"The only thing more overrated than childbirth is the joy of owning your own business." --MT Cup
I stopped by the MT cup today to grab a vanilla mocha. I felt like I needed something to keep me alive as I planned to get a lot of homework done. Now I have a headache for some reason and don't really feel like doing my homework right now T__T.
Some time ago, I remember that I had this saying, "If you don't use your energy for positively, your energy will turn into negative energy." I think that's what's happening right here. I'm spending way too much time thinking over the situation and thinking ways in which I will mess up or ways in which would be really awesome. But with all of this thinking, I'm not getting anything done. Maybe I have something that's bothering me, something deep inside of me that's afraid to let me go, something that does not want me to progress.
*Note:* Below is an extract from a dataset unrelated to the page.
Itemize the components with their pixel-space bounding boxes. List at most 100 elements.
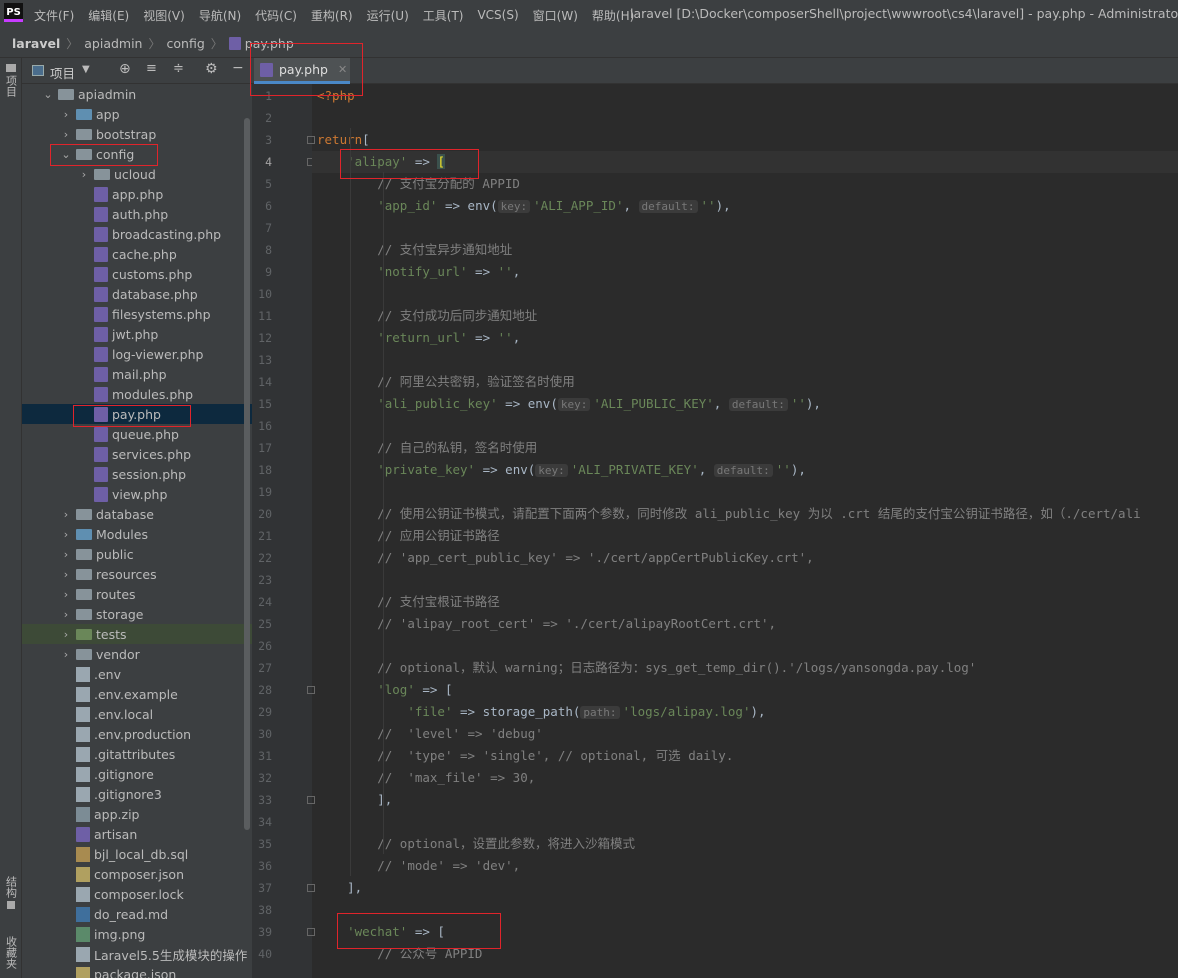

Maybe it's something completely different. My mom once said that I try to do too many things at once. That the stress of trying to get too many things at once is the reason why I get all of these headaches. She says that I'm too ambitious and that I should slow down and live a simpler life. I don't want that, mom. I've spent way too long being locked up and now that I'm free to do whatever I want, I want to make sure that I achieve as much as possible before I die.
So now, I must make this decision. To turn away from all of these horrible thoughts and to keep a positive lifestyle going. I don't care what anyone says about me anymore. I'm not letting anything slow me down. I'm gonna keep fighting for my own goals.